Kickl setzt sich eigenen Worten zufolge für eine „Kopernikanische Wende“ in der EU-Flüchtlingspolitik ein. Kommende Woche empfängt er in Innsbruck seine EU-Amtskollegen zum ersten informellen Ministertreffen des rot-weiß-roten Ratsvorsitzes. Das nun diskutierte Papier ist im Rahmen des „Wiener Prozesses“ entstanden, bei dem aktuelle und künftige Ratsvorsitzländer gemeinsam über die EU-Politik in den Bereichen Inneres und Sicherheit bis zum Jahr 2025 beraten.

In dem Text wird das bestehende Asylsystem umfangreich zerpflückt. So würden Asylbewerber „vielfach mehrere sichere Staaten“ durchqueren und dafür ihr Hab und Gut aufs Spiel setzen. „Das entspricht nicht den Intentionen der Genfer Konvention, nämlich Menschen in Not rasch und verlässlich Hilfe zukommen zu lassen.“ Somit würden nicht primär die am meisten Schutzbedürftigen nach Europa gelangen, „sondern vor allem Menschen, die sich kriminelle Schlepper leisten können und sich stark genug für gefährliche Reisen fühlen“. „Weiter ad absurdum“ wird das bestehende EU-Asylsystem dadurch geführt, dass Menschen mit negativen Asylbescheiden „aufgrund mangelnder Kooperation von Drittstaaten vielfach nicht mehr außer Landes gebracht werden“ können.

In dem Papier wird auch vor negativen Auswirkungen eines Quotensystems zur Flüchtlingsverteilung gewarnt. „Die Verteilung geschleppter Migranten auf EU-Mitgliedstaaten würde die Situation bei neuen Migrationskrisen, mit denen leider zu rechnen ist, weiter destabilisieren.“ Außerdem würden die Schwächen bei Außengrenzschutz und Asyl „von Extremisten und Terroristen ausgenützt“, die „in gemischten Migrationsströmen“ nach Europa kämen. Unter den nach Europa geschleppten Personen sei „eine große Anzahl an kaum oder schlecht ausgebildeten jungen Männern, die alleine unterwegs sind. Viele von ihnen sind besonders anfällig für freiheitsfeindliche Ideologien oder Kriminalität“. Ausgehend davon wird als Ziel bis zum Jahr 2025 formuliert, dass es „Asyl in Europa nur für Menschen, die europäische Werte und die in der EU geltenden Grund- und Freiheitsrechte respektieren“, geben solle.

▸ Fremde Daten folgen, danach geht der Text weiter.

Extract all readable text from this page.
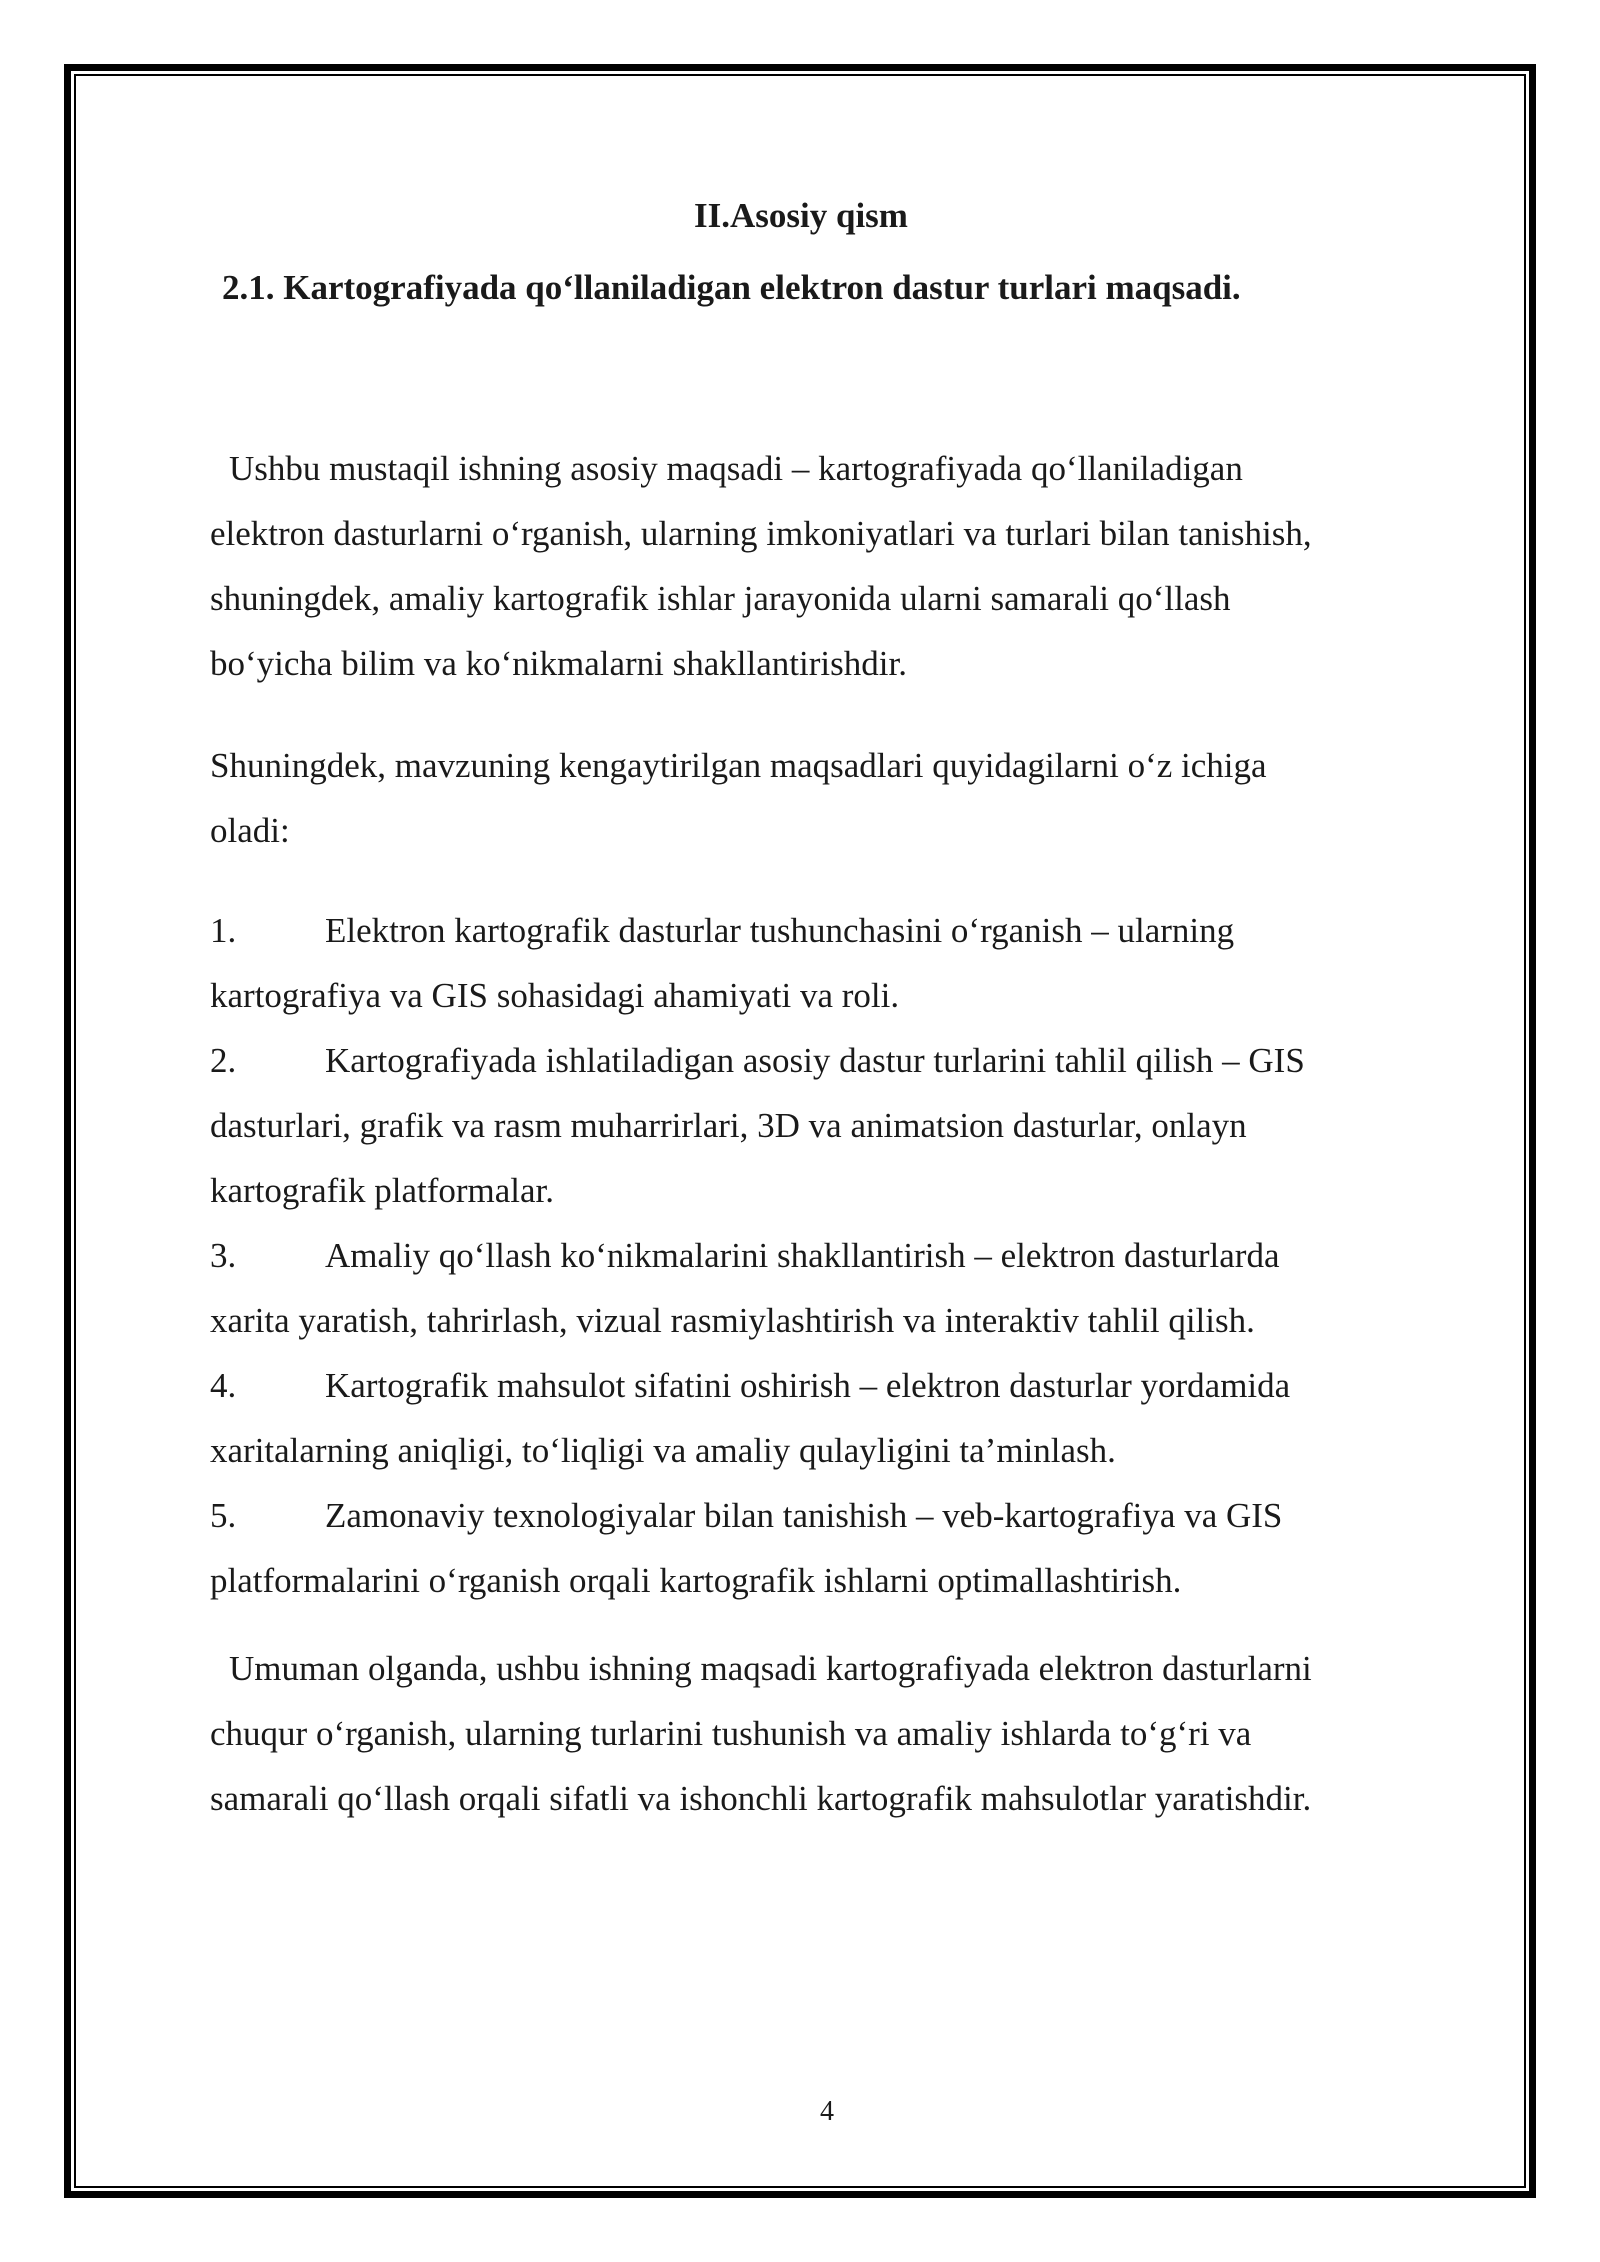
II.Asosiy qism
2.1. Kartografiyada qo‘llaniladigan elektron dastur turlari maqsadi.
Ushbu mustaqil ishning asosiy maqsadi – kartografiyada qo‘llaniladigan
elektron dasturlarni o‘rganish, ularning imkoniyatlari va turlari bilan tanishish,
shuningdek, amaliy kartografik ishlar jarayonida ularni samarali qo‘llash
bo‘yicha bilim va ko‘nikmalarni shakllantirishdir.
Shuningdek, mavzuning kengaytirilgan maqsadlari quyidagilarni o‘z ichiga
oladi:
1.	Elektron kartografik dasturlar tushunchasini o‘rganish – ularning
kartografiya va GIS sohasidagi ahamiyati va roli.
2.	Kartografiyada ishlatiladigan asosiy dastur turlarini tahlil qilish – GIS
dasturlari, grafik va rasm muharrirlari, 3D va animatsion dasturlar, onlayn
kartografik platformalar.
3.	Amaliy qo‘llash ko‘nikmalarini shakllantirish – elektron dasturlarda
xarita yaratish, tahrirlash, vizual rasmiylashtirish va interaktiv tahlil qilish.
4.	Kartografik mahsulot sifatini oshirish – elektron dasturlar yordamida
xaritalarning aniqligi, to‘liqligi va amaliy qulayligini ta’minlash.
5.	Zamonaviy texnologiyalar bilan tanishish – veb-kartografiya va GIS
platformalarini o‘rganish orqali kartografik ishlarni optimallashtirish.
Umuman olganda, ushbu ishning maqsadi kartografiyada elektron dasturlarni
chuqur o‘rganish, ularning turlarini tushunish va amaliy ishlarda to‘g‘ri va
samarali qo‘llash orqali sifatli va ishonchli kartografik mahsulotlar yaratishdir.
4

Konkret wird etwa gefordert, dass eine EU-Verordnung aufgehoben wird, das die EU-Grenzschutzorganisation Frontex die Ausschiffung von aus Seenot geretteten Migranten in sichere Drittstaaten unmöglich mache. Migranten sollen an Außengrenzen oder in Transitzonen angehalten und dann „unmittelbar“ in Schubhaft genommen und abgeschoben werden, wenn der Asylantrag nicht zulässig sei. Außerdem sollen die Rückführungsentscheidungen EU-weit harmonisiert werden und mehrfache Verfahren zur selben Person in verschiedenen Staaten unterbunden werden.

Kritisch zu dem Vorschlag äußerten sich SPÖ und Grüne. Der burgenländische Landeshauptmann Hans Niessl (SPÖ) sagte in der ORF-Pressestunde am Sonntag, würden Vorschläge gemacht, müssten sie auch der Genfer Flüchtlingskonvention entsprechen. Für Außenstellen an den Grenzen gebe es Konsens, und auch die beschleunigte Frontex-Verstärkung begrüßte er. Wichtig sei, dass man „vom Reden ins Tun“ kommen solle. Der Grüne Europaabgeordnete Michel Reimon erkannte in dem Text „flüchtlingsfeindliches Framing“, „Untergangsszenarien“ und „Rassismus“.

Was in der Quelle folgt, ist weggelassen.